Emekliliği ile birlikte her hâle, her hâline rıza gösteren, şikayet nedir bilmeyen, teslim olmuş bir dervişin ruh halini aldı. İnsanların sahteliğine, siyasetin çirkinliğine üzülür, “Değer mi, üç günlük dünya için değer mi?” diye söylenirdi.
Son zamanlarında en çok kullandığı sözcük “Demek ki ihtiyarlık böyle olacakmış” oldu. Unutkanlığını ve bedensel zayıflığını ihtiyarlığın alâmeti olarak gördü.

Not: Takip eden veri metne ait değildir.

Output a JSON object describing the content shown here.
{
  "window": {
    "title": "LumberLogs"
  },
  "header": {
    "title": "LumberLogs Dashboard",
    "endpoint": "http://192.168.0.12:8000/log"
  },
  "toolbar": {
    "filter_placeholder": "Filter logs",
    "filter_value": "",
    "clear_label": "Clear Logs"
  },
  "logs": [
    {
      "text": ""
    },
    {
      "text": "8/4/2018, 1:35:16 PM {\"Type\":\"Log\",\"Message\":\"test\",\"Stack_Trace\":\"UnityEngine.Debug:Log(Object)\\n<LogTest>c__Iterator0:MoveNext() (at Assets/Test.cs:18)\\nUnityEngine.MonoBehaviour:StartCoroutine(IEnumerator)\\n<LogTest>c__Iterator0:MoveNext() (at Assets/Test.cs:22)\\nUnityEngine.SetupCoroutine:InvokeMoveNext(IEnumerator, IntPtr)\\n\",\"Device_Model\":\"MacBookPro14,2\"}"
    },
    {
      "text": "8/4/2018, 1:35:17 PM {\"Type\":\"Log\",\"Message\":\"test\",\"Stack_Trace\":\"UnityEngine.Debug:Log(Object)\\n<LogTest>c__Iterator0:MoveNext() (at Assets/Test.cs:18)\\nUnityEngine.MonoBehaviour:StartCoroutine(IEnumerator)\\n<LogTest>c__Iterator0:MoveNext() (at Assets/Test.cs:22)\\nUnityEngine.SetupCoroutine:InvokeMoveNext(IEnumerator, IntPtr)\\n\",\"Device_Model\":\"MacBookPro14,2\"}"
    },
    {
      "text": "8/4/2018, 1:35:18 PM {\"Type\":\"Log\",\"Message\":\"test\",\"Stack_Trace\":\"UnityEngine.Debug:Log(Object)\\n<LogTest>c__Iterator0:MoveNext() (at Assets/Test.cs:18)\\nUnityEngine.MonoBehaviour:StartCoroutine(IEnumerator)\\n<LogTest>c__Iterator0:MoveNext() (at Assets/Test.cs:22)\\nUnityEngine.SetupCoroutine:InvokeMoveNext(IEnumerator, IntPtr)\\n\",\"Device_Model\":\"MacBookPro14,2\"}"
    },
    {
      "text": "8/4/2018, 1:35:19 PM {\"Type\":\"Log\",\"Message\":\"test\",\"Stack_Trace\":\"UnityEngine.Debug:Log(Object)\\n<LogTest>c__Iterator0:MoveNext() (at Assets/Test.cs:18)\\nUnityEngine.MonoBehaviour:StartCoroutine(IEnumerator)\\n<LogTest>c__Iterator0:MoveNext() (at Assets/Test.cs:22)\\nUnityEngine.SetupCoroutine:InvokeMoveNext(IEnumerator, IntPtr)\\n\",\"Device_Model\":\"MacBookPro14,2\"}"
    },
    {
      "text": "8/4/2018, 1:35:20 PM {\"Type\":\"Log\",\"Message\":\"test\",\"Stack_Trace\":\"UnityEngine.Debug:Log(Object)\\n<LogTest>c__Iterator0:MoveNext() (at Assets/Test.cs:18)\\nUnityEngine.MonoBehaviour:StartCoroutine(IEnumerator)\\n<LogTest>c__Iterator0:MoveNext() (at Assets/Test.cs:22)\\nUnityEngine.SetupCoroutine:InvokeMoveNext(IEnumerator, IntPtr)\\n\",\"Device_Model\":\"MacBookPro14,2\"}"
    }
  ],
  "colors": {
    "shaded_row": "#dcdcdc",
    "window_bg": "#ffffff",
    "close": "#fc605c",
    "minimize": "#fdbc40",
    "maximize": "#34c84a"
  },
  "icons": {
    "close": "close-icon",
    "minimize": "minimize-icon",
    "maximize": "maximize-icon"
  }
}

Hatırı sayılır, hatır sayardı. Kalp kırmadı, insan incitmedi. Çocuklarını bir baba şefkatiyle sevdi. İyi bir baba, iyi bir eş ve imanlı bir insan olmayı seçti. Vefat ettiğinde 87 yaşındaydı. Düzgün yaşadı, temiz öldü. Allah rahmet eylesin, mekânı cennet olsun.
Merhum İbn’ül Emin Mahmud Kemal İnal, “Hayatın anlamı hayırla yâd edilmektir.” demiş. İnşallah hayırla yâd edilir. “Memento mori, memento vivere.” (Bugün yaşadığını da bir gün öleceğini de unutma.)